Like all Baton Rouge Metro Council members, Tara Wicker is fighting for neighborhood traffic calming in her district — but some of her constituents have taken issue with the fact that the latest fruits of her efforts benefited a single block in front of her house.

On April 14, large orange signs and sandbags were placed at the corner of Florida Boulevard and North 25th Street, blocking access to the street from the busy state highway. On Monday, the signage and blockades were removed, after city-parish staff say they determined the area was not in need of traffic-calming instruments.

But the removal of the blockades could have been a response to a petition signed by more than 250 people in the neighborhood who said they were inconvenienced by the closure. Some of the people who signed the petition said Wicker was receiving special treatment from the city-parish staff because of her office, at the expense of their convenience.

“It’s not fair, I have nine grandchildren and I would want it to be one-way right in front of my house, but that wouldn’t be fair to my neighbors in my area,” said Sharon Edwards, who lives a block away from Wicker. “But (Wicker) made it a one-way street because of the fact that she wants privacy and doesn’t want traffic for her children, and that is an abuse of her power.”

Wicker, a mother of six who lives in the 300 block of North 25th Street, said there have been complaints for years about people speeding through her street because it is a north-south connector from North Boulevard all the way to North Street.

“I’ve been asked by several of my neighbors because kids have almost been killed by the vehicles,” Wicker said. “So we were trying to slow it down so that it would not be able to have that easy access.”

Public Works Traffic Engineer Ingolf Partenheimer said the block was converted to a one-way street as part of a traffic study that was requested by Wicker.
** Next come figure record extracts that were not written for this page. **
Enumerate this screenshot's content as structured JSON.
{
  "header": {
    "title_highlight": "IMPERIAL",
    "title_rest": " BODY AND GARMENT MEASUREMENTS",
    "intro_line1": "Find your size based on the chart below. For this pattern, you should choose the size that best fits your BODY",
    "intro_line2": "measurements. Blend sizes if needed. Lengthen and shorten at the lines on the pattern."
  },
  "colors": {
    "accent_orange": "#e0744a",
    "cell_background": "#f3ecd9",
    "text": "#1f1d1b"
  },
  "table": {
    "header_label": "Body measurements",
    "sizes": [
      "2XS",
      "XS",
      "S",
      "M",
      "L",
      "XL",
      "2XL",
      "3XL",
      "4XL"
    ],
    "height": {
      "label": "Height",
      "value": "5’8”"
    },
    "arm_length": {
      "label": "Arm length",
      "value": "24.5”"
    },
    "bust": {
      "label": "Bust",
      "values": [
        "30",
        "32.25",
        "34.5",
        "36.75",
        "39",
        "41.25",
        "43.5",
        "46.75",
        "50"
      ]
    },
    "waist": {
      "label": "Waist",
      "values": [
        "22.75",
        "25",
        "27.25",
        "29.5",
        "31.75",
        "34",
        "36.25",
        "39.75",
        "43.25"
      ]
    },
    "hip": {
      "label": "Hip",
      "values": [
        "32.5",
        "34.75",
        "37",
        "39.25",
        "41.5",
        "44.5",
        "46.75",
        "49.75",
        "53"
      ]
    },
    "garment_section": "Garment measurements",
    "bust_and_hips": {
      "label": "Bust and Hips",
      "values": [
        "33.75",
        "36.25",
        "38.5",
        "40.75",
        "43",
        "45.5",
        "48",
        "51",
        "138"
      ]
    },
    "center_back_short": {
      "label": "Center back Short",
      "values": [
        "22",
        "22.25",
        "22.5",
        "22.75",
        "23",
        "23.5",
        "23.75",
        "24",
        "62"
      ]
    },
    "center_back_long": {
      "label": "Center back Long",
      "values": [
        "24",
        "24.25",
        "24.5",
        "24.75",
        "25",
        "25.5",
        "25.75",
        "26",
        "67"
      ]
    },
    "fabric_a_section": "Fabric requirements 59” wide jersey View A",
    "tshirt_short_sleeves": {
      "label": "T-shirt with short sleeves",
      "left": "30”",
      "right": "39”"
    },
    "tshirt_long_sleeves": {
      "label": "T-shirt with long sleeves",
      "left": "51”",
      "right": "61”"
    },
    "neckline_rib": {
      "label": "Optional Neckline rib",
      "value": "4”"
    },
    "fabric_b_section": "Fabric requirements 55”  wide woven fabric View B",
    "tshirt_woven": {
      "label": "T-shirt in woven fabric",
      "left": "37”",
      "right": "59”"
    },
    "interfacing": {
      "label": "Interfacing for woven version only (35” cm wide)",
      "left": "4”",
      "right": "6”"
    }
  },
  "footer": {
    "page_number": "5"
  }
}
Ultimately, the test revealed that it was unnecessary to close the street to through traffic, so it was reopened.

Outgoing DPW Director David Guillory said adjusting speed limits and one-way streets in neighborhoods are low-cost methods of traffic calming being tested in areas across the parish.

Asked why the trial was only done on a single block in Wicker’s district, Guillory said, “It was a good candidate for the trial. That’s all it was, a trial.”

“There’s a lot of places we could have done it, but it was a good trial,” Guillory added. “And the result of the trial showed that it didn’t warrant it there.”

Wicker said her neighbors signed a petition requesting the one-way street. But the petition only had four signatures, because she said it only required the consent of people directly impacted on the block.

She said later 25 other residents from the surrounding neighborhoods signed a petition to support the one-way street.

Opponents of the closure collected more than 250 signatures from people on the surrounding streets and submitted the petition to the Mayor’s Office and to DPW.

The petition said the change was causing the neighbors “inconvenience and economic distress,” but it said they would be supportive of speed bumps, reduced speed limits or “Child at play” signs.

Terry Smith, who has a house on Main Street, said he can’t turn left to access his street when he’s coming home from downtown anymore.

“Nobody wanted this,” he said. “We never had any meetings about this.”

Carla Davis, who has lived in her Laurel Street home a block away from Wicker for 20 years, said she doesn’t think traffic through North 25th Street was very bad. Davis said she felt like Wicker was just protecting her own children who frequently play basketball in street in front of their home.

“I don’t think it’s appropriate,” Davis said. “Everyone in the neighborhood has kids. What sets your kids apart? Basically she’s diverting the traffic into the other neighborhoods, while you’re traffic free, and I don’t think that’s a necessity. There’s a whole lot more in this neighborhood that you could be doing.”

Wicker said the benefits of the traffic calming were to protect all of the kids in the neighborhood.

“But at the end of the day, in addition to being a city councilwoman, I’m also a tax-paying citizen as well as a mama,” Wicker said. “I’m not trying to do anything personal that is only benefiting me; I’m doing something that the people asked for, and I responded to that.”